L’évaluation accroît la concurrence interindividuelle au détriment de la coopération. L’évaluation déresponsabilise le décideur qui se contente de tirer les conséquences mécaniques d’évaluations à laquelle une illusoire objectivité donnerait force de loi. Les excès de mesures induisent une illusion de contrôle et de prédictibilité dans un monde de complexité croissante où l’incertitude est la norme. Dans d’autres cas, l’excès d’évaluation peut devenir contre-productif quand elle focalise les salariés sur les indicateurs et les détourne de la réalisation des objectifs opérationnels. Plus généralement, les évaluations, incapable de rendre compte de la diversité des individus serait une puissante force de déshumanisation.
Combler un besoin de reconnaissance
En revanche, d’autres témoignages introduisent une vision plus nuancée. Force est de constater que beaucoup de salariés expriment une demande d’évaluation. L’évaluation apparaît alors comme un moyen de combler un légitime besoin de reconnaissance. Par ailleurs, l’évaluation progression professionnelle en lui donnant des indications sur ses forces et faiblesses. Enfin, l’évaluation permet de faire reculer l’arbitraire qui peut être lui aussi toxique. Il est vrai que ces effets bénéfiques de l’évaluation sont moins faciles à déployer dans un contexte économique dégradé, marqué par un fort chômage et des ressources financières limitées.

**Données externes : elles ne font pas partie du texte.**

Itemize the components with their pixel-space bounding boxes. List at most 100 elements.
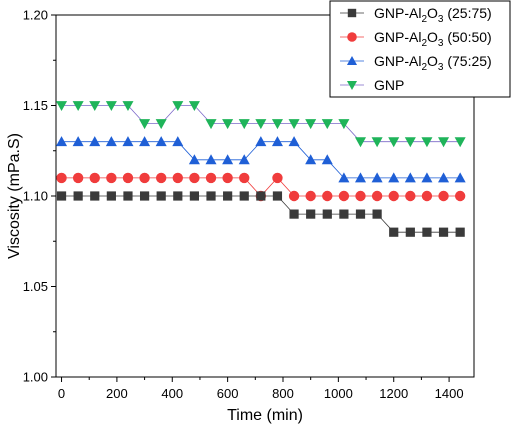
series-4-point	[172, 101, 184, 112]
series-1	[56, 191, 465, 237]
series-1-point	[438, 227, 449, 237]
series-1-point	[322, 209, 332, 219]
series-3-point	[454, 172, 466, 183]
legend-label: GNP-Al2O3 (25:75)	[374, 5, 492, 25]
series-4-point	[388, 137, 400, 148]
y-tick-label: 1.10	[23, 189, 48, 204]
series-2-point	[371, 190, 383, 202]
series-2-point	[189, 172, 200, 184]
series-4-point	[371, 137, 383, 148]
series-3-point	[305, 154, 317, 165]
legend-marker	[346, 55, 358, 66]
series-1-point	[139, 191, 150, 201]
y-tick-label: 1.20	[23, 8, 48, 23]
series-4-point	[321, 119, 333, 130]
series-1-point	[206, 191, 216, 201]
series-4-point	[438, 137, 450, 148]
series-2-point	[388, 190, 399, 202]
series-1-point	[156, 191, 166, 201]
x-tick-label: 600	[217, 386, 239, 401]
series-4-point	[354, 137, 367, 148]
series-1-point	[306, 209, 316, 219]
series-3-point	[222, 154, 234, 165]
series-2-point	[239, 172, 250, 184]
series-1-point	[339, 209, 349, 219]
series-3-point	[139, 136, 151, 147]
series-4-point	[56, 101, 68, 112]
series-4-point	[338, 119, 350, 130]
series-3-point	[238, 154, 250, 165]
x-tick-label: 0	[58, 386, 65, 401]
x-tick-label: 1000	[324, 386, 353, 401]
series-1-point	[455, 227, 465, 237]
series-2-point	[222, 172, 233, 184]
series-1-point	[372, 209, 382, 219]
series-4-point	[205, 119, 217, 130]
legend-marker	[347, 32, 357, 42]
series-2-point	[454, 190, 466, 202]
axes-layer: 0 200 400 600 800 1000 1200 1400 1.00 1.05 1.10 1.1…	[23, 8, 464, 402]
series-3-point	[105, 136, 117, 147]
series-1-point	[289, 209, 299, 219]
series-2-point	[106, 172, 117, 184]
legend-label: GNP-Al2O3 (75:25)	[374, 53, 492, 73]
series-2-point	[172, 172, 184, 184]
series-2-point	[155, 172, 167, 184]
series-3-point	[205, 154, 217, 165]
series-3-point	[255, 136, 267, 147]
series-3-point	[172, 136, 184, 147]
legend-label: GNP-Al2O3 (50:50)	[374, 29, 492, 49]
series-1-point	[173, 191, 183, 201]
series-2-point	[56, 172, 67, 184]
legend: GNP-Al2O3 (25:75) GNP-Al2O3 (50:50) GNP-Al…	[329, 0, 511, 98]
series-3-point	[56, 136, 68, 147]
legend-entry-2: GNP-Al2O3 (50:50)	[340, 29, 492, 49]
series-3-point	[271, 136, 283, 147]
series-4-point	[454, 137, 466, 148]
x-tick-label: 800	[272, 386, 294, 401]
legend-entry-4: GNP	[340, 77, 404, 93]
series-2-point	[288, 190, 300, 202]
series-1-point	[73, 191, 83, 201]
series-1-point	[189, 191, 200, 201]
series-3-point	[188, 154, 200, 165]
legend-marker	[346, 80, 358, 91]
series-4-point	[155, 119, 167, 130]
series-2-point	[355, 190, 366, 202]
series-1-point	[405, 227, 415, 237]
series-3-point	[155, 136, 167, 147]
series-1-point	[256, 191, 266, 201]
series-3-point	[122, 136, 134, 147]
y-tick-label: 1.05	[23, 279, 48, 294]
y-tick-label: 1.15	[23, 98, 48, 113]
series-1-point	[272, 191, 283, 201]
series-3-point	[288, 136, 300, 147]
x-axis-title: Time (min)	[227, 407, 303, 424]
series-2-point	[272, 172, 283, 184]
series-2-point	[139, 172, 150, 184]
series-4-point	[421, 137, 433, 148]
series-3-point	[338, 172, 350, 183]
series-1-point	[422, 227, 432, 237]
series-layer	[56, 101, 466, 237]
series-2-point	[122, 172, 134, 184]
series-2	[56, 172, 466, 202]
y-tick-label: 1.00	[23, 370, 48, 385]
series-1-point	[56, 191, 67, 201]
series-4-point	[89, 101, 101, 112]
series-4-point	[255, 119, 267, 130]
legend-entry-3: GNP-Al2O3 (75:25)	[340, 53, 492, 73]
x-tick-label: 1200	[379, 386, 408, 401]
legend-box	[329, 0, 511, 98]
series-3-point	[321, 154, 333, 165]
legend-marker	[347, 8, 357, 18]
series-3-point	[72, 136, 84, 147]
x-tick-label: 200	[106, 386, 128, 401]
series-4-point	[105, 101, 117, 112]
series-2-point	[89, 172, 100, 184]
series-3-point	[404, 172, 416, 183]
series-3-point	[89, 136, 101, 147]
series-3-line	[61, 141, 461, 179]
series-1-point	[123, 191, 133, 201]
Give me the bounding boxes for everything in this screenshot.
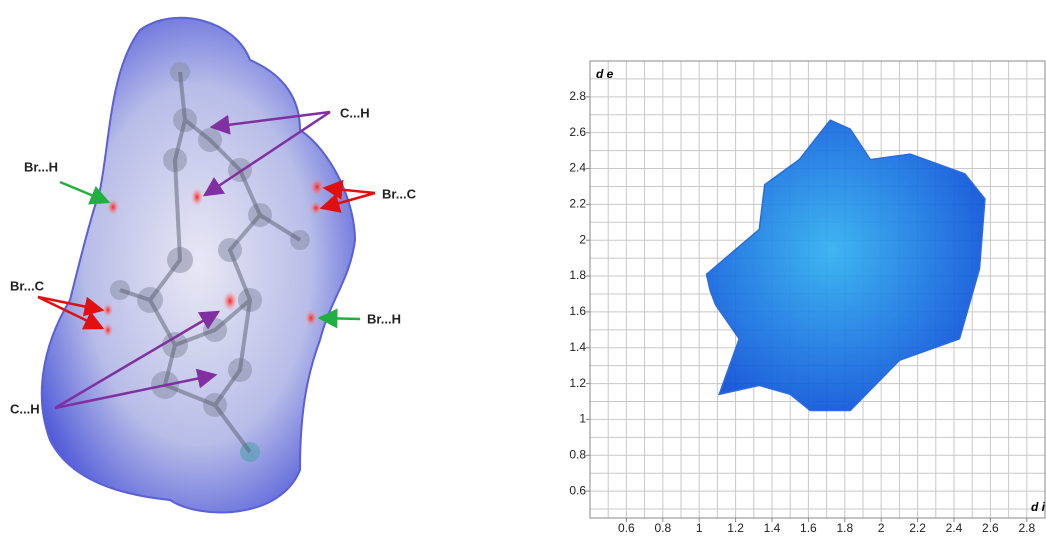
y-tick-label: 0.6 — [569, 483, 586, 497]
contact-label: C...H — [340, 105, 370, 120]
hirshfeld-surface: C...H Br...H Br...C Br...C Br...H C...H — [10, 18, 417, 513]
x-tick-label: 2.2 — [909, 521, 926, 535]
y-tick-label: 1 — [579, 412, 586, 426]
x-tick-label: 2.8 — [1018, 521, 1035, 535]
y-tick-label: 1.8 — [569, 268, 586, 282]
y-tick-label: 2.2 — [569, 197, 586, 211]
y-tick-label: 1.4 — [569, 340, 586, 354]
figure: C...H Br...H Br...C Br...C Br...H C...H … — [0, 0, 1046, 537]
fingerprint-region — [706, 120, 984, 410]
y-tick-label: 2 — [579, 232, 586, 246]
x-tick-label: 2.4 — [946, 521, 963, 535]
y-axis-label: d e — [596, 67, 614, 81]
contact-label: Br...C — [382, 186, 417, 201]
x-tick-label: 2 — [878, 521, 885, 535]
y-tick-label: 2.6 — [569, 125, 586, 139]
y-tick-label: 1.2 — [569, 376, 586, 390]
x-tick-label: 2.6 — [982, 521, 999, 535]
contact-label: Br...C — [10, 278, 45, 293]
y-tick-label: 2.8 — [569, 89, 586, 103]
contact-label: Br...H — [24, 159, 58, 174]
fingerprint-plot: 0.6 0.8 1 1.2 1.4 1.6 1.8 2 2.2 2.4 2.6 2.8 0.6 0.8 1 1… — [569, 61, 1045, 535]
x-tick-label: 0.8 — [654, 521, 671, 535]
contact-label: Br...H — [367, 311, 401, 326]
y-tick-label: 2.4 — [569, 161, 586, 175]
y-tick-label: 0.8 — [569, 447, 586, 461]
y-tick-label: 1.6 — [569, 304, 586, 318]
x-tick-label: 1 — [696, 521, 703, 535]
contact-label: C...H — [10, 401, 40, 416]
x-tick-label: 0.6 — [618, 521, 635, 535]
x-axis-label: d i — [1031, 500, 1046, 514]
x-tick-label: 1.2 — [727, 521, 744, 535]
x-tick-label: 1.6 — [800, 521, 817, 535]
x-tick-label: 1.8 — [836, 521, 853, 535]
x-tick-label: 1.4 — [764, 521, 781, 535]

Finalement, que ce soit une approche théorique ou une approche fondée par la pratique, une alternative à la tyrannie de l’évaluation est bien difficile à concevoir et à décrire.
Peut-être s’agit – il de dépasser une certaine frustration de ne pas trouver de grandes mesures portant un remède aux dysfonctionnements pour adopter une solution plus systémique. Si on admet l’approche organique présentée par Angélique Del Rey, des micro-changements locaux à l’initiative d’individus riches de leur diversité peuvent
faire évoluer les choses.
Individuellement, il nous revient de ne pas survaloriser les évaluations et de les laisser à leur place d’outils utiles parmi d’autres. Intellectuellement, il s’agit de ne pas oublier que ces évaluations ne dessinent qu’un modèle grossier qui doit être complété par d’autres appréhensions du monde qui laissent place à la diversité, l’intuition, voire la créativité.
Affectivement, nous devons rester lucides sur notre propre demande d’évaluation qui exprime aussi un besoin d’être reconnu et rassuré dans un monde de plus en plus incertain. Face à l’imprévisible, au risque, l’évaluation n’est qu’un remède local dont les effets secondaires sont parfois très néfastes.
Collectivement, dans notre action au sein des organisations, il faut rester lucide et garder une certaine méfiance envers des solutions simplistes qui encadrent de façon rigide et systématique l’action collective dans un système d’évaluation quantitative. Les marges de manœuvre sont parfois étroites mais tout espace laissé à l’incertitude, à la non-quantification peut se révéler fertile.
Conserver un certain optimisme
Cette conscience du risque de la tyrannie de l’évaluation peut paradoxalement nous permettre de conserver un certain optimisme. Si l’on montre que les évaluations sont incapables de rendre compte de la réalité organique du corps social, on sait que tout espace laissé libre sera spontanément occupé par des processus humains imprévisibles et non évaluables. Les individus conscients des excès de l’évaluation et capables de ne pas accepter l’inacceptable peuvent, partout où ils parviennent à introduire un peu moins de rigidité et plus de souplesse, contribuer à réduire les dysfonctionnements.
Cet impératif de conscience nous ramène finalement au début du discours d’Angélique Del Rey car c’est dans l’espace éducatif qu’une telle vision se construit.